AOSIS and the Politics of Climate Survival

By Kaashvi Ahuja
Map of AOSIS members. Graphic Credit: Wikipedia.

65 million people and one-fifth of the world’s biodiversity, including 40 percent of the ocean’s coral reefs, are currently trapped on the very frontlines of a massacre of our own making. Decades of relentless burning, ignorance, and political neglect now unfold in real time, culminating in a reckoning that is punishing those least responsible for its cause.

When climate change was dismissed as “the greatest con job ever perpetrated on the world” before the United Nations General Assembly, the statement was less surprising than it was emblematic. It reflected a persistent trend among major powers to sacrifice long-term climate governance in favor of short-term political or economic interests. For many states, particularly members of the Alliance of Small Island States (AOSIS), such rhetoric reveals a widening gap between those who can delay action and those who cannot afford to.
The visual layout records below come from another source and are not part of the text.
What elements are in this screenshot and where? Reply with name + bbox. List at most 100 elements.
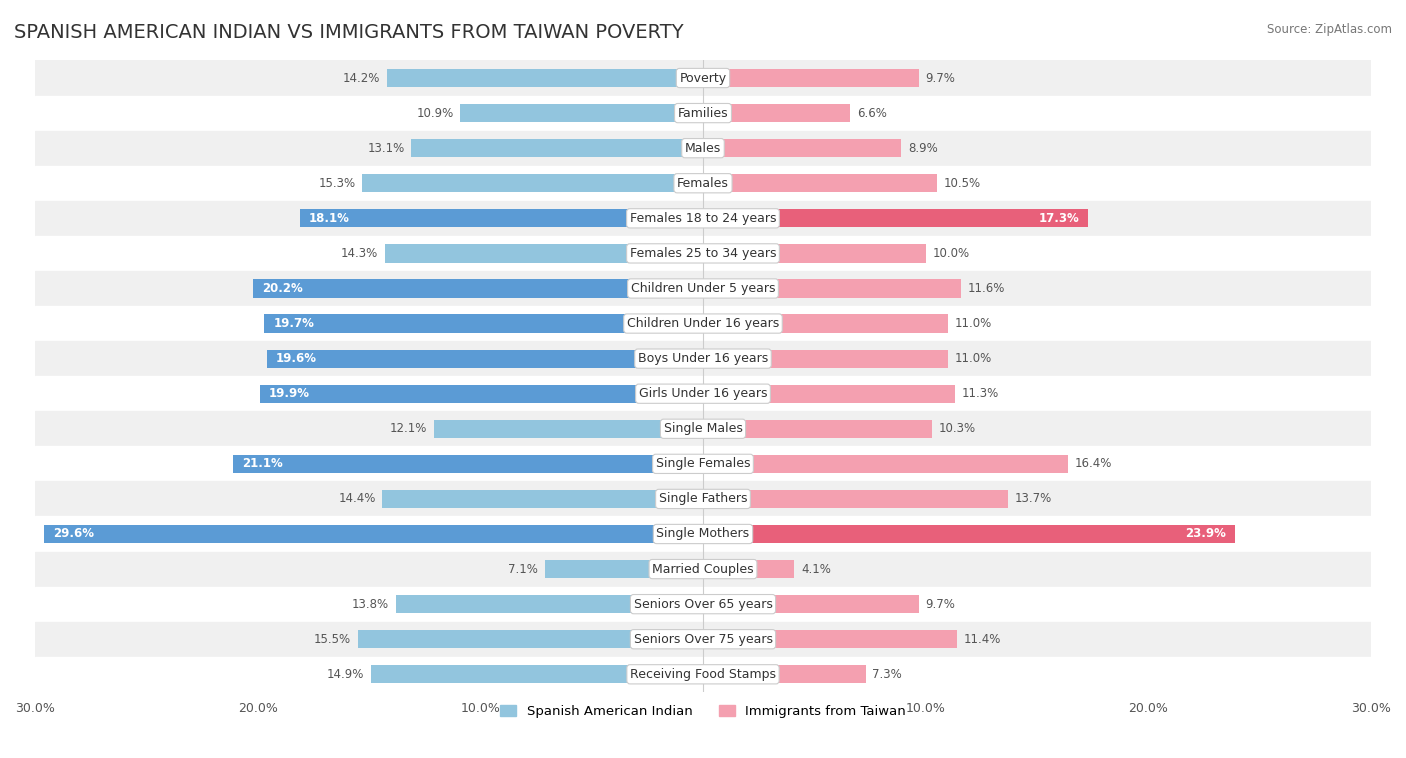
Bar [35,306,1371,341]
Bar [35,587,1371,622]
Text: 13.1%: 13.1% [367,142,405,155]
Bar [703,384,955,402]
Text: 21.1%: 21.1% [242,457,283,471]
Bar [703,69,920,87]
Text: 8.9%: 8.9% [908,142,938,155]
Text: 15.3%: 15.3% [319,177,356,190]
Text: 11.0%: 11.0% [955,352,991,365]
Bar [35,656,1371,692]
Bar [44,525,703,543]
Text: 19.9%: 19.9% [269,387,309,400]
Bar [703,525,1236,543]
Bar [35,341,1371,376]
Text: Children Under 5 years: Children Under 5 years [631,282,775,295]
Bar [703,666,866,684]
Text: 13.7%: 13.7% [1015,493,1052,506]
Text: 10.9%: 10.9% [416,107,454,120]
Bar [253,280,703,298]
Bar [363,174,703,193]
Text: 10.5%: 10.5% [943,177,980,190]
Text: 14.2%: 14.2% [343,71,380,85]
Bar [460,104,703,122]
Text: 11.6%: 11.6% [967,282,1005,295]
Text: 20.2%: 20.2% [262,282,302,295]
Text: Source: ZipAtlas.com: Source: ZipAtlas.com [1267,23,1392,36]
Bar [359,630,703,648]
Text: Single Females: Single Females [655,457,751,471]
Bar [35,412,1371,446]
Text: Single Males: Single Males [664,422,742,435]
Bar [35,376,1371,412]
Bar [703,455,1069,473]
Bar [412,139,703,158]
Text: 15.5%: 15.5% [314,633,352,646]
Text: 29.6%: 29.6% [53,528,94,540]
Text: 16.4%: 16.4% [1076,457,1112,471]
Legend: Spanish American Indian, Immigrants from Taiwan: Spanish American Indian, Immigrants from… [495,700,911,723]
Text: 19.7%: 19.7% [273,317,314,330]
Bar [433,420,703,438]
Bar [260,384,703,402]
Text: 10.0%: 10.0% [932,247,970,260]
Bar [299,209,703,227]
Text: 14.9%: 14.9% [328,668,364,681]
Bar [35,130,1371,166]
Text: 23.9%: 23.9% [1185,528,1226,540]
Text: Males: Males [685,142,721,155]
Bar [703,174,936,193]
Bar [703,560,794,578]
Bar [703,349,948,368]
Bar [385,244,703,262]
Text: 18.1%: 18.1% [309,211,350,225]
Text: Females 18 to 24 years: Females 18 to 24 years [630,211,776,225]
Bar [703,209,1088,227]
Text: 7.3%: 7.3% [872,668,903,681]
Bar [387,69,703,87]
Bar [35,622,1371,656]
Text: 14.4%: 14.4% [339,493,375,506]
Text: Receiving Food Stamps: Receiving Food Stamps [630,668,776,681]
Text: 13.8%: 13.8% [352,597,389,611]
Bar [371,666,703,684]
Bar [35,96,1371,130]
Text: Poverty: Poverty [679,71,727,85]
Text: 11.4%: 11.4% [963,633,1001,646]
Bar [546,560,703,578]
Bar [35,552,1371,587]
Text: Seniors Over 75 years: Seniors Over 75 years [634,633,772,646]
Text: Females: Females [678,177,728,190]
Text: 9.7%: 9.7% [925,71,956,85]
Bar [35,446,1371,481]
Bar [35,516,1371,552]
Bar [264,315,703,333]
Text: 17.3%: 17.3% [1039,211,1080,225]
Text: 4.1%: 4.1% [801,562,831,575]
Bar [233,455,703,473]
Text: Children Under 16 years: Children Under 16 years [627,317,779,330]
Bar [703,280,962,298]
Text: Seniors Over 65 years: Seniors Over 65 years [634,597,772,611]
Text: 14.3%: 14.3% [340,247,378,260]
Text: Single Fathers: Single Fathers [659,493,747,506]
Text: 11.3%: 11.3% [962,387,998,400]
Bar [703,490,1008,508]
Bar [35,481,1371,516]
Text: Single Mothers: Single Mothers [657,528,749,540]
Text: 10.3%: 10.3% [939,422,976,435]
Bar [267,349,703,368]
Bar [35,201,1371,236]
Text: Boys Under 16 years: Boys Under 16 years [638,352,768,365]
Text: 7.1%: 7.1% [509,562,538,575]
Text: 12.1%: 12.1% [389,422,427,435]
Text: 11.0%: 11.0% [955,317,991,330]
Bar [382,490,703,508]
Bar [703,315,948,333]
Bar [35,236,1371,271]
Bar [35,271,1371,306]
Bar [703,104,851,122]
Text: SPANISH AMERICAN INDIAN VS IMMIGRANTS FROM TAIWAN POVERTY: SPANISH AMERICAN INDIAN VS IMMIGRANTS FR… [14,23,683,42]
Text: Girls Under 16 years: Girls Under 16 years [638,387,768,400]
Bar [703,420,932,438]
Text: 9.7%: 9.7% [925,597,956,611]
Text: Married Couples: Married Couples [652,562,754,575]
AOSIS, representing 39 low-altitude, climate-vulnerable nations, occupies a distinct position in global climate politics. Though lacking the material power traditionally associated with international influence, the coalition has consistently shaped the discourse on equity, adaptation, and responsibility. Since its founding in 1990, AOSIS has framed climate change not only as an environmental issue but as a matter of sovereignty, development, and survival. Through coordinated diplomacy, it helped secure recognition of “loss and damage” in the Paris Agreement, as stated under Article 8, which calls for a cooperative and facilitative approach among parties to address climate change-related loss and damage, emphasizing support for vulnerable countries. Later, the establishment of the Loss and Damage Fund at COP27 demonstrated how resilience can emerge from communities with structural vulnerability.

The contrast between the relatively recent U.S. withdrawal from climate commitments and the sustained engagement of small island states illustrates a reconfiguration of global climate leadership. In an era marked by geopolitical fragmentation and selective multilateralism, AOSIS exemplifies how coalitions of the vulnerable can exert disproportionate normative influence. By coupling moral authority with procedural expertise, AOSIS has maintained agenda-setting power within the UN Framework Convention on Climate Change (UNFCCC) and related forums. Its diplomacy relies less on coercion than on coalition-building, framing climate in terms of existential risk and distributive justice.

This model of engagement holds lessons for other regions facing acute climate threats. Coastal and deltaic nations in South Asia, West Africa, and Latin America could replicate the AOSIS approach: developing regional blocs that aggregate bargaining power, coordinate adaptation financing, and articulate shared security narratives. Such structures would not only amplify collective influence in negotiations but also create mechanisms for resource-sharing, insurance pooling, and technical collaboration.

Moreover, AOSIS proves that true legitimacy in international and climate affairs arises from moral clarity, not material strength. In an era when great-power politics often erodes trust in multilateral institutions, the alliance’s persistence offers a framework for rebuilding credibility through principled cooperation. Its success illustrates that small states, when organized and united around coherent normative goals, can reshape the parameters of global governance.

As climate change intensifies and political will among major greenhouse gas emitters fluctuates, AOSIS remains an essential reminder that international leadership is no longer synonymous with size or strength. The capacity to articulate a shared vision for survival and embed it in institutional practice may yet define the future of the global climate regime.